Situasi seperti inilah yang dinamakan padatnya jagad lalu lintas penyiaran. Kerapian penggunaan spektrum dan pemanfaatan sumber daya frekuensi inilah yang ditata oleh pemerintah melalui program analog switch off atau ASO.
Menteri Komunikasi dan Informatika (Menkominfo) Johnny G. Plate mengatakan bahwa teknologi memiliki nilai sangat strategis karena menjadi pilar utama pada saat Indonesia memasuki industri 4.0.
"Peran sektor ini juga menjadi sentral pada saat pandemi COVID-19, adaptasi kebiasaan baru [new normal], dan pasca pandemi. Selain itu, menjadi tulang punggung ekonomi digital nasional. Karena tanpa infrastruktur dan dukungan kebijakan di sektor ini, ekonomi digital tidak akan berlangsung seperti yang kita harapkan," kata Johnny dalam konferensi pers virtual di kantor Kementerian Kominfo, Jakarta, Selasa, (6/10).

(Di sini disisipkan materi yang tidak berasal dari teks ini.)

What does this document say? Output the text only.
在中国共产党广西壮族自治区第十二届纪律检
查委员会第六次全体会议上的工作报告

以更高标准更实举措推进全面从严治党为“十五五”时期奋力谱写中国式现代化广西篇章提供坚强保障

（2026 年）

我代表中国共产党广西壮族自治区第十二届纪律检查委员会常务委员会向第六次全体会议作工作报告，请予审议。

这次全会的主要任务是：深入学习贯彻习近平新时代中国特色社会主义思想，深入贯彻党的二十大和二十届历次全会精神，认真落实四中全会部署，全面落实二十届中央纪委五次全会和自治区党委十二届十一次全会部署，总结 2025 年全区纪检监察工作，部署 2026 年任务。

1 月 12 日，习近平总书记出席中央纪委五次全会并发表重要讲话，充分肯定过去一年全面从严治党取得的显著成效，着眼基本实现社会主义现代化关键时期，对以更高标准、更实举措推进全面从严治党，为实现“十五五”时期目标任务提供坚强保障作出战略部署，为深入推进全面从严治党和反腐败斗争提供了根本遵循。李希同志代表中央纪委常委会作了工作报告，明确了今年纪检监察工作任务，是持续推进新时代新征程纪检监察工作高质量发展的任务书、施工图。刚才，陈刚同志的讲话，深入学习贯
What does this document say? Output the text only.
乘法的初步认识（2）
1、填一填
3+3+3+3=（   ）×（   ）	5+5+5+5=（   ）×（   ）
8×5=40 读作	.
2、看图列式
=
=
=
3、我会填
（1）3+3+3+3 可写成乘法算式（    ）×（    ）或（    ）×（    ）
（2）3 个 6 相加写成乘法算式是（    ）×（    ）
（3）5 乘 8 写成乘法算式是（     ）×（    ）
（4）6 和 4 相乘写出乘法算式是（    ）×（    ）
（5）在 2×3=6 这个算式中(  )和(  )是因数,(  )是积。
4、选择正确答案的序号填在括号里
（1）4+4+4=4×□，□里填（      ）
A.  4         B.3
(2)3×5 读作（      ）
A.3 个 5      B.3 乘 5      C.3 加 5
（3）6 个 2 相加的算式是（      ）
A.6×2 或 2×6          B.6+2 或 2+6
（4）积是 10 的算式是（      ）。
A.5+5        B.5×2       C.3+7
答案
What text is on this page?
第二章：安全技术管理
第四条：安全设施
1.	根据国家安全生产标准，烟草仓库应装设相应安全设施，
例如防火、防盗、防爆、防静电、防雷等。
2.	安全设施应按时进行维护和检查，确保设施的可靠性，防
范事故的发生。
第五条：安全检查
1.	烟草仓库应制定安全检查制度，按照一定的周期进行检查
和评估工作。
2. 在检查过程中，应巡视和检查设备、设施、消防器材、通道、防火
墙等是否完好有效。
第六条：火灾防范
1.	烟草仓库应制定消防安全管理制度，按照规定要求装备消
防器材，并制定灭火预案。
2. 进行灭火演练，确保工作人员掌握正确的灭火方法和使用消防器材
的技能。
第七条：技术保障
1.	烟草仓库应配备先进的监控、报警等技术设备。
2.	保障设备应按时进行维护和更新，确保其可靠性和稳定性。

Oleh karena itu, langkah pertama adalah menata jalur dan infrastruktur lalu lintas data di jalur gelombang radio. Pasalnya, teknologi digital juga menggunakan jalur tersebut.
Dengan teknologi digital, hal yang semula terasa besar, berat, dan bergerak lambat laksana tronton besar, langsung berubah menjadi gesit serta rapi. Itulah migrasi teknologi penyiaran analog menjadi teknologi penyiaran digital.